Lee Fowler

Personal information
- Full name: Lee Edward Fowler
- Date of birth: 26 January 1970 (age 56)
- Place of birth: Eastwood, Nottinghamshire, England
- Position: Defender

Youth career
- 1985–1987: Stoke City

Senior career*
- Years: Team / Apps / (Gls)
- 1986–1992: Stoke City / 49 / (0)
- 1992–1993: Preston North End / 32 / (2)
- 1993–1994: Doncaster Rovers / 11 / (0)
- 1994: Halifax Town
- 1994–2002: Telford United
- 2002: Heanor Town
- Total:  / 92 / (2)

= Lee Fowler (footballer, born 1969) =

English footballer (born 1970)

Lee Edward Fowler (born 26 January 1970) is an English former footballer who played in the Football League for Stoke City, Preston North End and Doncaster Rovers.

==Career==
Fowler was born in Eastwood, Nottinghamshire and began his career at Stoke City. He made his debut for Stoke against Sheffield United in the Full Members' Cup in 1986–87. He made his league debut the following season but didn't feature at all in 1988–89. He played 17 times in 1989–90 under new manager Alan Ball as Stoke suffered relegation to the Third Division. He played 22 matches in 1990–91 as Stoke finished in their lowest league position of 13th which cost Ball his job. New manager Lou Macari used Fowler as a winger in 1991–92 but he sustained injury in November 1991 and didn't make a return until May 1992 in the play-offs against Stockport County. Stoke lost 2–1 on aggregate and with Stoke preparing for another season in the third tier Fowler was sold to Preston North End.

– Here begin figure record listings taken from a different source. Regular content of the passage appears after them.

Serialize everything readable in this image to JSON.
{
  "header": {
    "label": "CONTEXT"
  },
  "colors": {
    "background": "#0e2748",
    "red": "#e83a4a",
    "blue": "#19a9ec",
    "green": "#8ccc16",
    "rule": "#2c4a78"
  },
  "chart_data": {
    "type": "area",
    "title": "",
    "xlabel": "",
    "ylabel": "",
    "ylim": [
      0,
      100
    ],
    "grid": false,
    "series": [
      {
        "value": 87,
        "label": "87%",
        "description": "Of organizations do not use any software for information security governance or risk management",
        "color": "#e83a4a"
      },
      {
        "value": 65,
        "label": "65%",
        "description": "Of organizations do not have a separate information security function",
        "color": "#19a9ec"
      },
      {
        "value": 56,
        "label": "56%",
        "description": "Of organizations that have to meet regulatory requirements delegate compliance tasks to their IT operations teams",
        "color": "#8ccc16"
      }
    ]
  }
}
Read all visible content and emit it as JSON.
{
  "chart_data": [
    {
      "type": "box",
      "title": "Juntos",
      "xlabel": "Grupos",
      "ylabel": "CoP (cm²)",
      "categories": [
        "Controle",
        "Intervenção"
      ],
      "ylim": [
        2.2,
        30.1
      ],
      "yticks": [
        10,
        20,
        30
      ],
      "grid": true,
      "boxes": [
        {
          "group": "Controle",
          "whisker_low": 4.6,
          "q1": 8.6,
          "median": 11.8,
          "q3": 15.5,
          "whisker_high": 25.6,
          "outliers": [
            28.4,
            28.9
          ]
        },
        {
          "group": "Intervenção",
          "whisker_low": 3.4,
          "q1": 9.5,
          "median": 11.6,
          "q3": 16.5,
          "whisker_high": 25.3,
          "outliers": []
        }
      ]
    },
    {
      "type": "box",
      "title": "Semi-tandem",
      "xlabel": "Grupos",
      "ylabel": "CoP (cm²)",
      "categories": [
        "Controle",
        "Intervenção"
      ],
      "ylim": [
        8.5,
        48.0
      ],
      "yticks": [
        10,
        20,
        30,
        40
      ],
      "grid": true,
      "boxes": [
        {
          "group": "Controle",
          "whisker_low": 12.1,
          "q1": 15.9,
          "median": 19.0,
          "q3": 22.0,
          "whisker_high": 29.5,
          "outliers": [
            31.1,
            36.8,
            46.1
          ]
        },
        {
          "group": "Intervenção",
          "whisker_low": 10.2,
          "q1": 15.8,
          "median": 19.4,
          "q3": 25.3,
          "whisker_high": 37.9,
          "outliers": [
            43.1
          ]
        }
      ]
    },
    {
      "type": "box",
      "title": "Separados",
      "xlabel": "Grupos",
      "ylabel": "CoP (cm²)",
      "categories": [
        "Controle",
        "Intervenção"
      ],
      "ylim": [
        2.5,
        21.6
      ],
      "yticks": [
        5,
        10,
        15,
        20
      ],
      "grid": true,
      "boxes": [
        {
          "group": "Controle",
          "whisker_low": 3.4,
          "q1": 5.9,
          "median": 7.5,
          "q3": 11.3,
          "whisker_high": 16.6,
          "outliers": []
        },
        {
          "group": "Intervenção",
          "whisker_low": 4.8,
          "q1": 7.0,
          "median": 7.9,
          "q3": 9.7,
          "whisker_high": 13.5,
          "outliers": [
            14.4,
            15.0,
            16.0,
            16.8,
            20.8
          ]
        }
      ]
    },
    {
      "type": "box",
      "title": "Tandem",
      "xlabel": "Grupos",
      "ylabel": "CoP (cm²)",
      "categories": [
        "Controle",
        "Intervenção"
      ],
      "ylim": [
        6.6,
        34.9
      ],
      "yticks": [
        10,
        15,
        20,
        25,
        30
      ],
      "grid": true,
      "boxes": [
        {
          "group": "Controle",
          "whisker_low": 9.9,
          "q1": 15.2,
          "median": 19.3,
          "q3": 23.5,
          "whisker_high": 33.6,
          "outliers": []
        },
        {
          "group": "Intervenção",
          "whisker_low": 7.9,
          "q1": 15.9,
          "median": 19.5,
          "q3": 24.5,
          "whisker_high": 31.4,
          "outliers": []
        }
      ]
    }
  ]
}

At Deepdale Fowler became regular left back and in his only season he played 36 times scoring three goals which came against Mansfield Town, Blackpool and Bradford City. Preston were relegated in 1992–93 and he then played 11 matches for Doncaster Rovers in 1993–94 before leaving for non-league football with Halifax Town. After a short spell with the "Shaymen" he spent eight years with Telford United and ended his career with Heanor Town in November 2002

==Career statistics==
Source:

| Club | Season | League |  |  | FA Cup |  | League Cup |  | Other^{[A]} |  | Total |  |
| Division | Apps | Goals | Apps | Goals | Apps | Goals | Apps | Goals | Apps | Goals |
| Stoke City | 1986–87 | Second Division | 0 | 0 | 0 | 0 | 0 | 0 | 1 | 0 | 1 | 0 |
| 1987–88 | Second Division | 1 | 0 | 0 | 0 | 0 | 0 | 0 | 0 | 1 | 0 |
| 1988–89 | Second Division | 0 | 0 | 0 | 0 | 0 | 0 | 0 | 0 | 0 | 0 |
| 1989–90 | Second Division | 15 | 0 | 1 | 0 | 0 | 0 | 1 | 0 | 17 | 0 |
| 1990–91 | Third Division | 17 | 0 | 2 | 0 | 2 | 0 | 1 | 0 | 22 | 0 |
| 1991–92 | Third Division | 16 | 0 | 1 | 0 | 4 | 0 | 3 | 0 | 24 | 0 |
| Total |  | 49 | 0 | 4 | 0 | 6 | 0 | 5 | 0 | 65 | 0 |
| Preston North End | 1992–93 | Second Division | 32 | 2 | 2 | 1 | 2 | 0 | 0 | 0 | 36 | 3 |
| Doncaster Rovers | 1993–94 | Third Division | 11 | 0 | 0 | 0 | 0 | 0 | 0 | 0 | 11 | 0 |
| Career total |  |  | 92 | 2 | 6 | 1 | 8 | 0 | 6 | 0 | 112 | 3 |

A. The "Other" column constitutes appearances and goals in the Football League play-offs, Full Members' Cup and Football League Trophy.